Yes, I had, but I had no desire to divulge that information. “No, Staff Sergeant,” I lied.
“Well, I have. More than I can count. The first one was Private Nelson and I’d known him since boot camp. He took a bullet to the gut and it went septic. He smelled like shit, looked worse, and there wasn’t a damn thing magical about it. There is no preparing for death. Private Nelson didn’t call out to his priest, or God, or even his momma to save him. No, he called out to me like I was the second coming of Christ because he believed I could hold back death. He wasn’t looking for honesty. He was looking for hope. You’re a stronger man than me if you can feed a dying man honesty instead. Trust me, Welch, when the time comes, you’ll lie. Then you’ll carry the guilt of that lie around with you forever, wondering if you did the right thing. But the next time you find yourself in that situation, you’ll make the same fuckin’ call.”

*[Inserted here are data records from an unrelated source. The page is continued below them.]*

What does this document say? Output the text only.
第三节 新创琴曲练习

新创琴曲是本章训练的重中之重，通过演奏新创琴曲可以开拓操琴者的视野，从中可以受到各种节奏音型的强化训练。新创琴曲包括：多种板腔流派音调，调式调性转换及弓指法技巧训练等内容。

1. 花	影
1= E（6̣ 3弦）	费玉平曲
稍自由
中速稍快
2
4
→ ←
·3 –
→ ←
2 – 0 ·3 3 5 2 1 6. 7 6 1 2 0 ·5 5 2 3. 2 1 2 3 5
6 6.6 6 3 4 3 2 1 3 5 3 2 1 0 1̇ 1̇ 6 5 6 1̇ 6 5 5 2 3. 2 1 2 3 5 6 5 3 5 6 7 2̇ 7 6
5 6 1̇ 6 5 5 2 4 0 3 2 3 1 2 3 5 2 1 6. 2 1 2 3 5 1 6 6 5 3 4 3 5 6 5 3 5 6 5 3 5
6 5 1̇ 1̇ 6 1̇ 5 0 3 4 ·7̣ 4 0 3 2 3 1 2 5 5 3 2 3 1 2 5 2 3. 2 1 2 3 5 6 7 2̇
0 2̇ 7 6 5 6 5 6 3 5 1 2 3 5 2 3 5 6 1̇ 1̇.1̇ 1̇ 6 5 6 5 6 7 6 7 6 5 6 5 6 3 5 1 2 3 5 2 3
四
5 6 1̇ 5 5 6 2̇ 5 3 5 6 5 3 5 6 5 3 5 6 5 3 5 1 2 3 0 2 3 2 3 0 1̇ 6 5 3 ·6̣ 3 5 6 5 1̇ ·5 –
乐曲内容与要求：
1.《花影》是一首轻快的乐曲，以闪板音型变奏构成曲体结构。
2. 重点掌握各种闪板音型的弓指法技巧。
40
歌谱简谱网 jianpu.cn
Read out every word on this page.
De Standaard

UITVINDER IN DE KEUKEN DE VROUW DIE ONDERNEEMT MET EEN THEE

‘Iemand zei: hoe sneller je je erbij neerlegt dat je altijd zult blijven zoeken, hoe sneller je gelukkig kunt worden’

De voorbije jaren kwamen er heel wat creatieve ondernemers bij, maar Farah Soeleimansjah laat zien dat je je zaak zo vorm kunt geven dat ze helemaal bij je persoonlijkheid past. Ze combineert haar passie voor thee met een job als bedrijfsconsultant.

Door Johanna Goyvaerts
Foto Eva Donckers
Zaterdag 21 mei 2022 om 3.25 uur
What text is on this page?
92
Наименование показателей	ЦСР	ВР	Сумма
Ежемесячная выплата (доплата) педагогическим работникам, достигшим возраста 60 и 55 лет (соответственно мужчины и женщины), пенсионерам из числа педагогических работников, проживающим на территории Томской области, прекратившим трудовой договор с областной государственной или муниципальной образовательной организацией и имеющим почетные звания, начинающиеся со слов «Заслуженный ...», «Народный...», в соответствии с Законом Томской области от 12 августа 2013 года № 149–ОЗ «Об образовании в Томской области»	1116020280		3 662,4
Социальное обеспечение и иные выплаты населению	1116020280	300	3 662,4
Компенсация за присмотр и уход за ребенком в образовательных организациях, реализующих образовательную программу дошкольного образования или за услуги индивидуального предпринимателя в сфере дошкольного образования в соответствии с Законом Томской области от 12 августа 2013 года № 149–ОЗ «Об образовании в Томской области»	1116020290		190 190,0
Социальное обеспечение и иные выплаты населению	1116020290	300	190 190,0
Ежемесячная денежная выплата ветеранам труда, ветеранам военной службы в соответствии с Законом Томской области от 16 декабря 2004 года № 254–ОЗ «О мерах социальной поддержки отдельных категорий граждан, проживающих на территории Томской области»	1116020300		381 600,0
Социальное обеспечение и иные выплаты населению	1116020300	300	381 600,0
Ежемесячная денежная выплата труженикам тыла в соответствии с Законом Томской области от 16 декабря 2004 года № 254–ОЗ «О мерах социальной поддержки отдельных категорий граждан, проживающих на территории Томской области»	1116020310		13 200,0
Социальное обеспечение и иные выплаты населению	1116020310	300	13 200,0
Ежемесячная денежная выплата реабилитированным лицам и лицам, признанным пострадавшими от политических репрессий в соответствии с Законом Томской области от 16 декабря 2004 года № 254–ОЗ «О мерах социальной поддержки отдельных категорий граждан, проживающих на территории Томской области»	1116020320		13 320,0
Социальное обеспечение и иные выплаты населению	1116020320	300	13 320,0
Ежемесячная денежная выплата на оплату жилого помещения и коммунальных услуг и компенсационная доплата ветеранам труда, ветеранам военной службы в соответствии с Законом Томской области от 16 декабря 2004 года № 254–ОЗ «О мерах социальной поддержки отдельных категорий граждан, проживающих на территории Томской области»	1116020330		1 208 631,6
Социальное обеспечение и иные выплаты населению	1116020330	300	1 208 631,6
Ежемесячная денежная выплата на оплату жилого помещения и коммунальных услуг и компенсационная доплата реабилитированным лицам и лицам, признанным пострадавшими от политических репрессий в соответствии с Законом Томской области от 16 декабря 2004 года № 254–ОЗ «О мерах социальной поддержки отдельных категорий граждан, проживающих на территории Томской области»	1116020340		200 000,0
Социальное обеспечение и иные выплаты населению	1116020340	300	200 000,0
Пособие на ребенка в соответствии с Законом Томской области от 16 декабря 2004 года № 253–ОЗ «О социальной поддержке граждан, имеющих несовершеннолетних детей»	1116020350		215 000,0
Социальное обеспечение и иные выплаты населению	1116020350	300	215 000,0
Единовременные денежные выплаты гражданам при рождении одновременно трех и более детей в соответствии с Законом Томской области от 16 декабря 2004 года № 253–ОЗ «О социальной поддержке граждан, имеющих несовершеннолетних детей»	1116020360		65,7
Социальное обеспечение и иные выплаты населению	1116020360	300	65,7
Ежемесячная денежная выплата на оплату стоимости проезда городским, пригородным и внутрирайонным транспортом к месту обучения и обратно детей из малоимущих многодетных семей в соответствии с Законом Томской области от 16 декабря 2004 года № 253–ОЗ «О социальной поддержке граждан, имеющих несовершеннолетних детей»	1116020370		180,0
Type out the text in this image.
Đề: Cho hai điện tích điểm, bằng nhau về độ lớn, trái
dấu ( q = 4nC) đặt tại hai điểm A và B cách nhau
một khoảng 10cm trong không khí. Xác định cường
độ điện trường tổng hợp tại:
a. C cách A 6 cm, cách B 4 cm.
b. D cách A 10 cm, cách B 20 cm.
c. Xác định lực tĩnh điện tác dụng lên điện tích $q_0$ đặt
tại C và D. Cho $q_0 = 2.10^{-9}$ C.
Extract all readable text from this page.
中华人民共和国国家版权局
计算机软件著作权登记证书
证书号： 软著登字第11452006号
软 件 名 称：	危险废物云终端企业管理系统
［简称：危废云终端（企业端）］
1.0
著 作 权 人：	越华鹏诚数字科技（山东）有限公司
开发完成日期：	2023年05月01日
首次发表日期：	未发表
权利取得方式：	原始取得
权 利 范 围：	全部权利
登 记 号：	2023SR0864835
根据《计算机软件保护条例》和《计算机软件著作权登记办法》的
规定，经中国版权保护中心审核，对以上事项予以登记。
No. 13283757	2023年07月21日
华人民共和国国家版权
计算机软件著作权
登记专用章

Smiley was a good man who’d served his country well and without complaint. He’d once told me he never wanted to be anything other than a soldier. Now, he’d die for following that dream. I wished like hell I could take his place, but death didn’t barter for souls.
Trust me, I’d tried.
I patted his hand and lied my ass off. “Yes. It’s gonna hurt like hell, but you’ll live. I got you, Smiley.”
“We have hostiles incoming,” Briggs said in my ear. “Time to go.”
The sound of machine guns firing meant that the squadron was giving me cover fire. Smiley groaned as I threw him over my shoulder in a fireman’s carry and hauled ass back to the Buffalo.